The direction of light was also important to note. Production assistants captured footage of the sunlight from every possible angle during production. This meant that the VFX team wouldn’t have to guess how light would fall on the assets created for the film during post — they could just reference this footage. This enabled Zero to quickly and realistically light everything from the distant mountains to dust clouds billowing from digital explosions.
During post production, Zero brought art director Sean Ryan Jennings on board to fine tune the digital town and environmental aesthetic. "It was incredibly helpful to have that voice to support the choices we were making," affirms Devereaux. "We had someone that knew what Antoine wanted — who literally drew the plans for the town himself, no less — so could direct on the look and feel that we wanted to achieve.”
The results speak for themselves, the glorious environments transporting audiences back to a bygone era of the American south.
Zero took an abrupt turn from landscapes for some of our biggest scenes — an action-packed showdown sequence, which Devereaux calls “the most epic, insane, battle in the history of Westerns.”
“It’s heart-pumping, jaw-dropping, and it will literally shake your soul," he asserts. "It’s all about taking that sense of Western adventure to the next level, and the result is an unrelenting, character-driven, and freaking huge battle scene."
In order to make this scene feel as exciting as possible Zero delivered a variety of full background replacements, digital explosions, whizzing bullets, muzzle flashes, flying arrows, and bullet hits. Zero worked to establish these effects within the physical realm by adding dust kick-up, splintering wood, and other nuanced effects.
"They’re subtle additions, but each of these digital effects add a real sense of place and grittiness to the film," says Devereaux. “What makes me really proud — as it does with all of our invisible VFX projects at Zero — is that you really can’t tell that we were there. I think the final results are so believable, and so seamless, that you wouldn’t know we made this film now and not 50 years ago.”
The body of work presented a huge milestone for the Zero team from start to end — and all executed while simultaneously delivering on 2016’s Ghostbusters remake and The Do-Over, with more than 1,000 total shots between the three projects sitting in Zero’s queue.
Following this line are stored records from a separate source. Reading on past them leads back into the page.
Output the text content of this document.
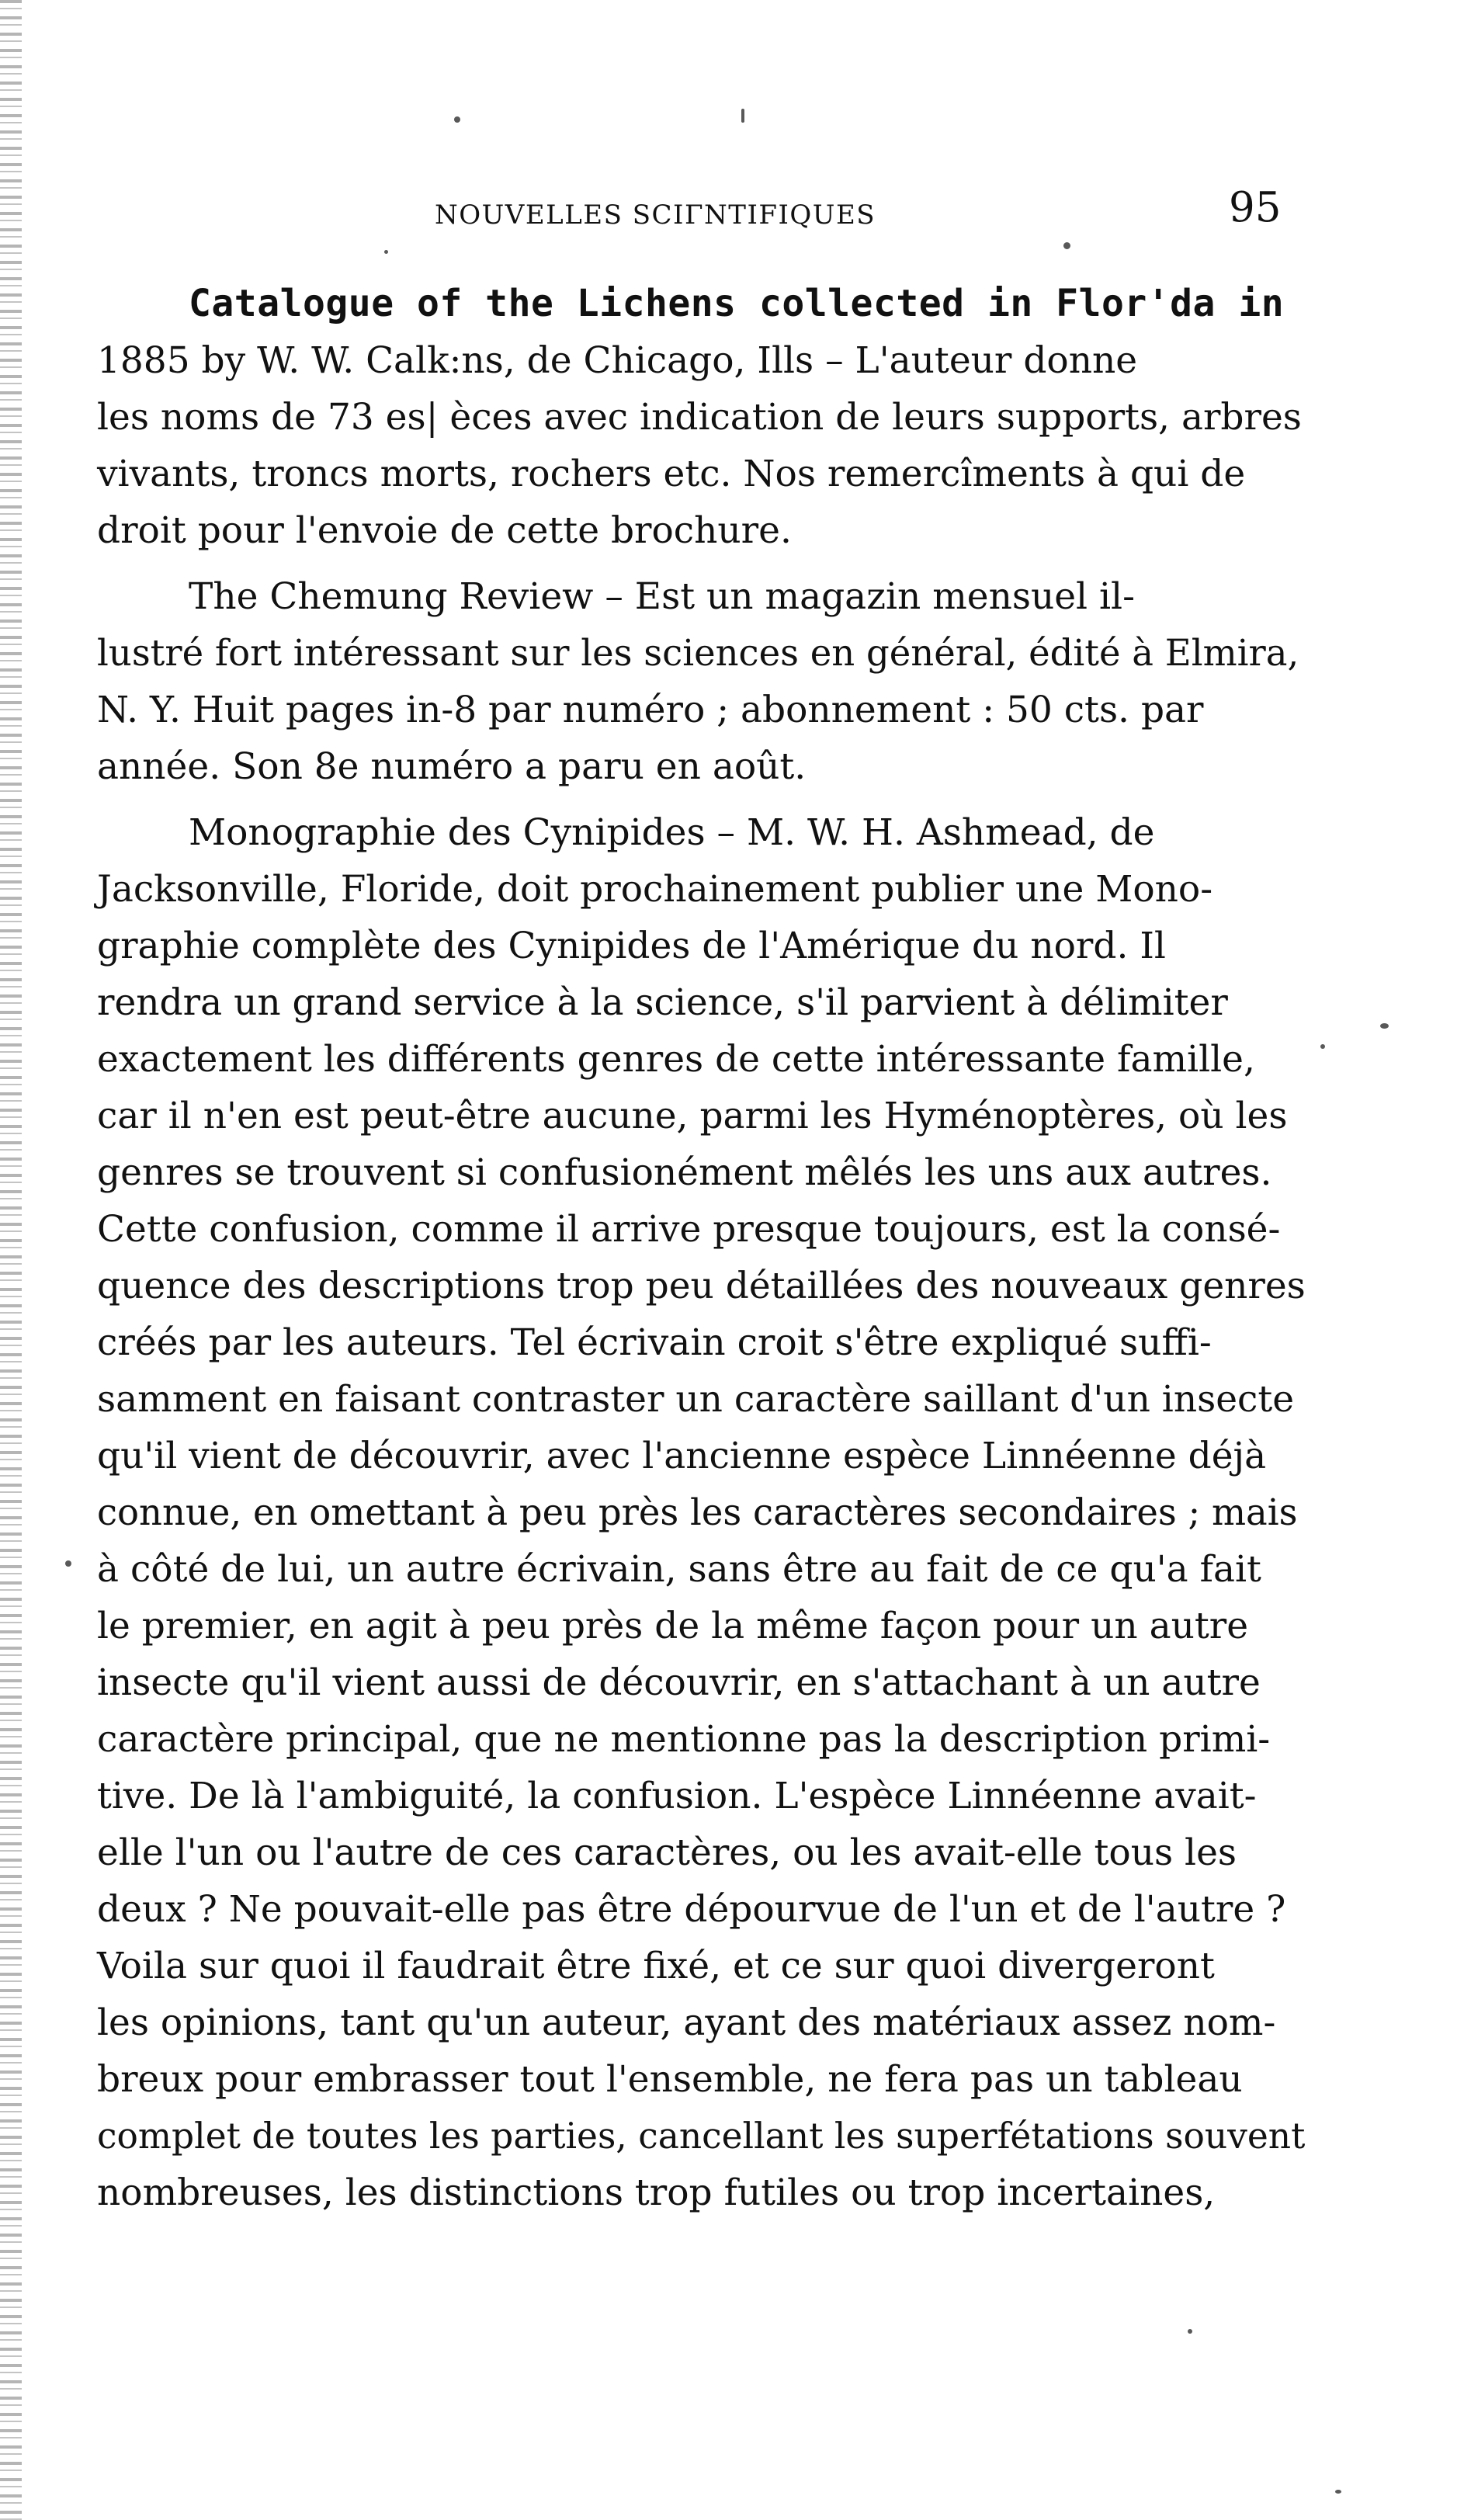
NOUVELLES SCIΓNTIFIQUES	95
Catalogue of the Lichens collected in Flor'da in
1885 by W. W. Calk:ns, de Chicago, Ills – L'auteur donne
les noms de 73 es| èces avec indication de leurs supports, arbres
vivants, troncs morts, rochers etc. Nos remercîments à qui de
droit pour l'envoie de cette brochure.
The Chemung Review – Est un magazin mensuel il-
lustré fort intéressant sur les sciences en général, édité à Elmira,
N. Y. Huit pages in-8 par numéro ; abonnement : 50 cts. par
année. Son 8e numéro a paru en août.
Monographie des Cynipides – M. W. H. Ashmead, de
Jacksonville, Floride, doit prochainement publier une Mono-
graphie complète des Cynipides de l'Amérique du nord. Il
rendra un grand service à la science, s'il parvient à délimiter
exactement les différents genres de cette intéressante famille,
car il n'en est peut-être aucune, parmi les Hyménoptères, où les
genres se trouvent si confusionément mêlés les uns aux autres.
Cette confusion, comme il arrive presque toujours, est la consé-
quence des descriptions trop peu détaillées des nouveaux genres
créés par les auteurs. Tel écrivain croit s'être expliqué suffi-
samment en faisant contraster un caractère saillant d'un insecte
qu'il vient de découvrir, avec l'ancienne espèce Linnéenne déjà
connue, en omettant à peu près les caractères secondaires ; mais
à côté de lui, un autre écrivain, sans être au fait de ce qu'a fait
le premier, en agit à peu près de la même façon pour un autre
insecte qu'il vient aussi de découvrir, en s'attachant à un autre
caractère principal, que ne mentionne pas la description primi-
tive. De là l'ambiguité, la confusion. L'espèce Linnéenne avait-
elle l'un ou l'autre de ces caractères, ou les avait-elle tous les
deux ? Ne pouvait-elle pas être dépourvue de l'un et de l'autre ?
Voila sur quoi il faudrait être fixé, et ce sur quoi divergeront
les opinions, tant qu'un auteur, ayant des matériaux assez nom-
breux pour embrasser tout l'ensemble, ne fera pas un tableau
complet de toutes les parties, cancellant les superfétations souvent
nombreuses, les distinctions trop futiles ou trop incertaines,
"It’s even more impressive when you consider that every one of our 700 shots in The Magnificent Seven is a big, meaty, juicy bite of steak," says Devereaux. “The Zero team worked incredibly hard to tackle this work, collaborating across the studios in Boston and Venice, CA, to deliver efficient, high-quality results.”
And, although The Magnificent Seven cost more than $100 million to produce, less than five percent of the budget was spent on visual effects: a huge saving on high-end effects for a production of this magnitude.
"Everyone had the opportunity to really push themselves and do remarkable work on this project," concludes Devereaux. "It just goes to show once again that Zero is capable of being that all-important addition to a filmmaker’s toolbox — we can help storytellers tell the stories they want despite physical restrictions.”